» NOUS SOMMES À LA HAUTEUR de nos ambitions « 

Après la pluie à Hanovre, le beau temps contre Louvain : comment le DT du Standard a-t-il vécu cette météo capricieuse et la qualification pour les PO1 ?

« Nous avons quitté l’Europa League en même temps que Manchester United et Manchester City  » : Jean-François de Sart (50 ans) ne cherche pas d’excuses. C’est un clin d’£il pour détendre l’atmosphère à un moment-clé de la saison 2011-12. La fessée de Hanovre et la belle réaction notée contre OH-Louvain ne résument évidemment pas toute la saison du Standard.

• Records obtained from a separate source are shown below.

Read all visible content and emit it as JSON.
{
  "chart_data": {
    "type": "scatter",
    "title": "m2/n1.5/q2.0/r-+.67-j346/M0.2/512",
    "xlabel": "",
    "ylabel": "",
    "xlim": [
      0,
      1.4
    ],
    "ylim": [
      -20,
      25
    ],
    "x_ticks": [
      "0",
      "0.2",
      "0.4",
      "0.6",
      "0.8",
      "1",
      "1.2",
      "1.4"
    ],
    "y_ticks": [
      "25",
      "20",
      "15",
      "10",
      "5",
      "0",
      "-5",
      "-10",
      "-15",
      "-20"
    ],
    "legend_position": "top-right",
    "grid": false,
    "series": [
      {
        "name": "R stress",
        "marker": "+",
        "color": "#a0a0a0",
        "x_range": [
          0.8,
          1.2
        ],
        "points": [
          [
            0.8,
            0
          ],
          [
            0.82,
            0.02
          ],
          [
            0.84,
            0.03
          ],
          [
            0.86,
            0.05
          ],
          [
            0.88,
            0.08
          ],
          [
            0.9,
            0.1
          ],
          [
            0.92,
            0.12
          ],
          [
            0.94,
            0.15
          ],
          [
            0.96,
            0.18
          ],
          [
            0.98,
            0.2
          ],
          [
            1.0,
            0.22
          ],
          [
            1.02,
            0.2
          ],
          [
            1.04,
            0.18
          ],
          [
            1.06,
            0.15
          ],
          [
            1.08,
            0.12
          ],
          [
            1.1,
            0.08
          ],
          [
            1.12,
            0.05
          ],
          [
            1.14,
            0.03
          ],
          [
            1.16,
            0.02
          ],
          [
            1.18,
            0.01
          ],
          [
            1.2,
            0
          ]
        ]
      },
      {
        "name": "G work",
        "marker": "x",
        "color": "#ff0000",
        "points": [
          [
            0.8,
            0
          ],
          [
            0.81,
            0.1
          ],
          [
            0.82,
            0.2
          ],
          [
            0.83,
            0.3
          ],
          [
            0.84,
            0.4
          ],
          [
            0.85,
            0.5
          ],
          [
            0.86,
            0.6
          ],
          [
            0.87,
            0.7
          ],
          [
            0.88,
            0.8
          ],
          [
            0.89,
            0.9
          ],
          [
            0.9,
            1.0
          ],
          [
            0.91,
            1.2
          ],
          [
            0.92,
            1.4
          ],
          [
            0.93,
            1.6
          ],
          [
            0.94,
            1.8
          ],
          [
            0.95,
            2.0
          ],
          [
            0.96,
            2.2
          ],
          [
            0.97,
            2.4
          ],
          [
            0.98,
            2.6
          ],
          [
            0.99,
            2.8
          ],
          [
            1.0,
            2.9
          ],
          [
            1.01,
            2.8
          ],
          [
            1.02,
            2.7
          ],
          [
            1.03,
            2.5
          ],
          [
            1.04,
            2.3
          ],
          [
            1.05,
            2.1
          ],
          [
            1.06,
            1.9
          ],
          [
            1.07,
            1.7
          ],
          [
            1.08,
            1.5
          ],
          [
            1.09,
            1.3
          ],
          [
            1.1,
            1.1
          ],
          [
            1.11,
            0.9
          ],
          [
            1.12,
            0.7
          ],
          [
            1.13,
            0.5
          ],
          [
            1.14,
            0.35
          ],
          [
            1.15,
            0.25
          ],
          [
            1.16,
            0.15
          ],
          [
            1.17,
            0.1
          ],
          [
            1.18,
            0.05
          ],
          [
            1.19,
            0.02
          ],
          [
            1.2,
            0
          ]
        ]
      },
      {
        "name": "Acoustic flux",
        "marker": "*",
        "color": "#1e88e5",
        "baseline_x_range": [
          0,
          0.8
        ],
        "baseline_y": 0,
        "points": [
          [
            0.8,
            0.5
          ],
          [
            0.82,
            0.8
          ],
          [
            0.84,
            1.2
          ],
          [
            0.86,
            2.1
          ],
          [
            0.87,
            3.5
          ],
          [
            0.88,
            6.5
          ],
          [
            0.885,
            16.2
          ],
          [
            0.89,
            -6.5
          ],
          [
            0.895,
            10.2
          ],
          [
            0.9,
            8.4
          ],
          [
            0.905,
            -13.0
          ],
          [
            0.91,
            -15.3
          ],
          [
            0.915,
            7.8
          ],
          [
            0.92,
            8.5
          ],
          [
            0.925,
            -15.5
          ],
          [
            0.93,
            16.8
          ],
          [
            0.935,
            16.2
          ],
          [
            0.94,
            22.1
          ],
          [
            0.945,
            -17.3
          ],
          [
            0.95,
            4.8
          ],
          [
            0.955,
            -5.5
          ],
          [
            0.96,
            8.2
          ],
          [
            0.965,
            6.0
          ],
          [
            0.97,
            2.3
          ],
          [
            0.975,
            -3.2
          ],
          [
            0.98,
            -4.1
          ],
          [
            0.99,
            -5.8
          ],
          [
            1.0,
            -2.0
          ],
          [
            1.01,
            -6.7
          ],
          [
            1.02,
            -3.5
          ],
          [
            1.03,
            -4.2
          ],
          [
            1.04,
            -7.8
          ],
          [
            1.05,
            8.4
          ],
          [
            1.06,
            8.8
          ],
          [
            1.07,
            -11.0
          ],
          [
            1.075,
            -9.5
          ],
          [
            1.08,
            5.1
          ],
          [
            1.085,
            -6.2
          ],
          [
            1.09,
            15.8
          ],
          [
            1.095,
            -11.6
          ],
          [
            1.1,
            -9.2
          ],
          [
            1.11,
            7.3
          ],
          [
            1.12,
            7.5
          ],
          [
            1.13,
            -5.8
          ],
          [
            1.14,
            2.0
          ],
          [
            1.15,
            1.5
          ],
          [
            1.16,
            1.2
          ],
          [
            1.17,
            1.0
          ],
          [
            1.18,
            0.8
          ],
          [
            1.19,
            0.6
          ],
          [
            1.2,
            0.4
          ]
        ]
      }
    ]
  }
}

 » Il y a quelques mois, quand tout était à refaire, tout le monde aurait signé à deux mains pour signer une telle campagne européenne « , continue de Sart.  » Notre club est aussi arrivé en quarts de finale de la Coupe et a décroché sa place en PO1. A ma connaissance, personne n’a fait mieux chez nous en D1…  » Qu’ils soient décevants ou encourageants, ces résultats et les émotions qu’ils dégagent doivent être dépassés pour faire avancer les Rouches mais aussi tout le football belge.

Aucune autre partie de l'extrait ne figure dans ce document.